More research is needed before use of this technique becomes widespread. For example, the researchers mainly looked at stage III cancers in this study. They will want to look at whether the technique is also useful for less advanced cancers. In addition, the researchers say that the fluorescent dye used in this study could be improved on by developing new dyes that can fluoresce from deeper down in the tissue. Finally, this study looked at how the technique aided diagnostic surgery but not the women’s long-term outcomes. The researchers will want to look at whether these outcomes, particularly survival, are improved in women who have fluorescently guided diagnostic or therapeutic surgery.
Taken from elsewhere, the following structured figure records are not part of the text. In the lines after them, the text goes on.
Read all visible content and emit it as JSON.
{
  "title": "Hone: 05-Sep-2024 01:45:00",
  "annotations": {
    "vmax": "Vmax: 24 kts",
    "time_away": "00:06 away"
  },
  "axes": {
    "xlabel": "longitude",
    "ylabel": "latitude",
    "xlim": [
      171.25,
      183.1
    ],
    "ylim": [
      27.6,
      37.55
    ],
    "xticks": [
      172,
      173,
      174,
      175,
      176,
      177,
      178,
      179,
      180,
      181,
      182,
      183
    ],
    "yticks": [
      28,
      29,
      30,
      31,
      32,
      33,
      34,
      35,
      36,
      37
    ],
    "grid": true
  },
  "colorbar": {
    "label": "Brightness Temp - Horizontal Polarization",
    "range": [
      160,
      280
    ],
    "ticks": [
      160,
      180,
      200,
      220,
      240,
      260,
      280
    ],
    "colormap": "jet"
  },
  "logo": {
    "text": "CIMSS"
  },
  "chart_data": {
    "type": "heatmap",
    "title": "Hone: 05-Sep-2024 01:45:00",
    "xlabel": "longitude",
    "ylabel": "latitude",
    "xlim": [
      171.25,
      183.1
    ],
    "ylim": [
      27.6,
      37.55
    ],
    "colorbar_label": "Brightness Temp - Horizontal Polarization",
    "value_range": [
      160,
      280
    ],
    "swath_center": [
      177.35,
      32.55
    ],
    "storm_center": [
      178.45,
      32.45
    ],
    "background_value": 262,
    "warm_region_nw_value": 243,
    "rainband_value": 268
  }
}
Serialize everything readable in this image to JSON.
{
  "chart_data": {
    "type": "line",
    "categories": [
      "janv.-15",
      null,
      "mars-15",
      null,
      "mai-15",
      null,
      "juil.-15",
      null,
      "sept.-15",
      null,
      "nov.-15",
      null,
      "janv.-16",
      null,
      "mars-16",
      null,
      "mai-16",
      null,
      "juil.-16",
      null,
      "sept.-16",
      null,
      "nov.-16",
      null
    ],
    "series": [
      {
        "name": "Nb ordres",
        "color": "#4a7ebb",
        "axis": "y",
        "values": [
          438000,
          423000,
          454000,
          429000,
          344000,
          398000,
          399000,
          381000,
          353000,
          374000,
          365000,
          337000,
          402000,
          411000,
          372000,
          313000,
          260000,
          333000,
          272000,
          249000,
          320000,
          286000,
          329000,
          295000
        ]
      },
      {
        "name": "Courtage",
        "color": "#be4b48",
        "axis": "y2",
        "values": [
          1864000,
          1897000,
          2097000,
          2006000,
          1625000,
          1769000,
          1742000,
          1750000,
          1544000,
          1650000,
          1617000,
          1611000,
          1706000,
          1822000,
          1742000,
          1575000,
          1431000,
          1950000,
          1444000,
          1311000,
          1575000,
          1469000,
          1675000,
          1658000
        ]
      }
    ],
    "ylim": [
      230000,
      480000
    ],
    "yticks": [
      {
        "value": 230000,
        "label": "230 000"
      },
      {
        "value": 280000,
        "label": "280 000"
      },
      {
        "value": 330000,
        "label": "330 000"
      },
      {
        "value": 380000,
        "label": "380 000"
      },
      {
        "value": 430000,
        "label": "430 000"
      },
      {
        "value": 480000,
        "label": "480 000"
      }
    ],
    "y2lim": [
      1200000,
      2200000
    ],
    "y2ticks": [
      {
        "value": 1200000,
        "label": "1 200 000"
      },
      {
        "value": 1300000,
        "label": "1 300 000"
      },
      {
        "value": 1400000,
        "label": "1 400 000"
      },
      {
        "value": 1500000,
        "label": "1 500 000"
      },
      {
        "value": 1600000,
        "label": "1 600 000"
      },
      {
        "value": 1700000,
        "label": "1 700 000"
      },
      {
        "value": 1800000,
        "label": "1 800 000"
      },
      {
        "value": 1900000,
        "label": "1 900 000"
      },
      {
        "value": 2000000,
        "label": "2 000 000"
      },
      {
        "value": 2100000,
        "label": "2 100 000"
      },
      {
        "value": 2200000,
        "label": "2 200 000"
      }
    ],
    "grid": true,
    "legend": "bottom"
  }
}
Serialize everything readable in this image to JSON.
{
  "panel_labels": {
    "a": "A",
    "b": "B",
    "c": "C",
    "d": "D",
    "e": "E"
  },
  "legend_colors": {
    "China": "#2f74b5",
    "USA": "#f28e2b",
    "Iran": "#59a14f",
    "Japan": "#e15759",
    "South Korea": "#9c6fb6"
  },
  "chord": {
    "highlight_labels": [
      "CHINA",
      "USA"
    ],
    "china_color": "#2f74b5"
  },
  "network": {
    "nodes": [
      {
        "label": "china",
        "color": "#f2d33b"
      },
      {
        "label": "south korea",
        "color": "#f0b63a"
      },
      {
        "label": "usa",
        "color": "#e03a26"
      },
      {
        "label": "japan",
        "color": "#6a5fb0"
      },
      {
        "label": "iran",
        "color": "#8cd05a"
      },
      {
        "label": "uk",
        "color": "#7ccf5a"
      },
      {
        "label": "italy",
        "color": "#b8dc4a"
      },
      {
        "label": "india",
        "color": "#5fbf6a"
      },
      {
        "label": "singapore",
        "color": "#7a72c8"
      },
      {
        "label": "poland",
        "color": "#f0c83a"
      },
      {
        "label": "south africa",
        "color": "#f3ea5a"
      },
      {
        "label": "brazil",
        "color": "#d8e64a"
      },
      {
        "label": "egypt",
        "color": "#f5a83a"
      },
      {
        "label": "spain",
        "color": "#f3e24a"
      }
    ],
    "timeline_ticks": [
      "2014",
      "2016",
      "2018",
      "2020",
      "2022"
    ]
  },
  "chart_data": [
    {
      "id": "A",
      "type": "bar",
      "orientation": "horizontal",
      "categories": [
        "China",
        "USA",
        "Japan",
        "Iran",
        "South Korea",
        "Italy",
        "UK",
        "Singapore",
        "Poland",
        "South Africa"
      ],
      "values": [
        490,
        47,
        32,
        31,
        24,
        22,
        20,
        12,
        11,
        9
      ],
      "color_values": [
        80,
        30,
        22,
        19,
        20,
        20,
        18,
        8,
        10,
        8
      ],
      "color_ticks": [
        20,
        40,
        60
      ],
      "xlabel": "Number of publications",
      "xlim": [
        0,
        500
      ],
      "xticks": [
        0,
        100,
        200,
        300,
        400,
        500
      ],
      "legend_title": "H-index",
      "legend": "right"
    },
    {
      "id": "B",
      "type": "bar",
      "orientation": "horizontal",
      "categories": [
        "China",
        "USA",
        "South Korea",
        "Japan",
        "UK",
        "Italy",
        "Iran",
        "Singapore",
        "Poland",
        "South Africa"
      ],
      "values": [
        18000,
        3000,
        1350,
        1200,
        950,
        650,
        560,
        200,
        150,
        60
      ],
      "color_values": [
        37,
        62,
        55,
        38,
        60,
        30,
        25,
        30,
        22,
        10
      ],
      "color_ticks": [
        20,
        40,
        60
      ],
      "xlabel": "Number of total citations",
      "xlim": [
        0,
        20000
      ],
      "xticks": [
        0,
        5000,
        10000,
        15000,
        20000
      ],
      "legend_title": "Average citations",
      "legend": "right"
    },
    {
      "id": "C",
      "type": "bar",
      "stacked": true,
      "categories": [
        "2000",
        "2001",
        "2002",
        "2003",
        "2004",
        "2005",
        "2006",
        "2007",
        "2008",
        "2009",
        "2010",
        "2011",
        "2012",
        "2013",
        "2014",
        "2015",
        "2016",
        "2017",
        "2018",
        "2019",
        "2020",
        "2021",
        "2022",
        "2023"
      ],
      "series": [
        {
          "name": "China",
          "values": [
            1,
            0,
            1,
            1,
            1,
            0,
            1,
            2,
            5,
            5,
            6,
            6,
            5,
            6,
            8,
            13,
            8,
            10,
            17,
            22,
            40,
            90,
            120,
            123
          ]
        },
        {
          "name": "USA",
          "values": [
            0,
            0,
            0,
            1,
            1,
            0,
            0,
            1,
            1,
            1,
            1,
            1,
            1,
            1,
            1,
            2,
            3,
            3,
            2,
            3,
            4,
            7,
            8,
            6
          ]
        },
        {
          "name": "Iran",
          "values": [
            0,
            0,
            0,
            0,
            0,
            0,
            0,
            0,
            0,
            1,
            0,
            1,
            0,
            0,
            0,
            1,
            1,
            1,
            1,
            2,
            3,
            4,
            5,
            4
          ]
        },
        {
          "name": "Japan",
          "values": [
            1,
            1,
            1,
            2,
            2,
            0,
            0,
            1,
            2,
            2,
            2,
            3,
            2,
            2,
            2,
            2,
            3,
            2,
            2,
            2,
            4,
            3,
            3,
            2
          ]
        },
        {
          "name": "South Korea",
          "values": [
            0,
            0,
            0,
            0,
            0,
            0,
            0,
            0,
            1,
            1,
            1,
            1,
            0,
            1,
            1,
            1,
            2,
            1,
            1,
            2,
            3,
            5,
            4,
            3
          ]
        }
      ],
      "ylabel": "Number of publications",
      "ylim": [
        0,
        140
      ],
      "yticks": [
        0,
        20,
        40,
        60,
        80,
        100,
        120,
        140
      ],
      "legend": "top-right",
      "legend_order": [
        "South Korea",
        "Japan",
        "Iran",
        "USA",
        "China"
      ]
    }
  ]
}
This study has provided “proof of concept” that this technique could have a practical application in ovarian cancer surgery. Further work will be needed to test the technique more widely. Importantly, this technique would not be expected to identify all malignant ovarian tumours, as a minority do not produce the protein (the folate receptor) that is targeted by the fluorescent marker. Therefore, this marker would not be useful in all cases of advanced ovarian cancer, and further studies would help to identify exactly what proportion of cancers this marker might identify. However, the researchers may be able to identify other proteins in these ovarian cancers and other types of cancer that could be tagged in this way, although obviously these would also need to be tested.
Women with advanced-stage ovarian cancer generally have a poor outlook, and research that aims to improve this is important.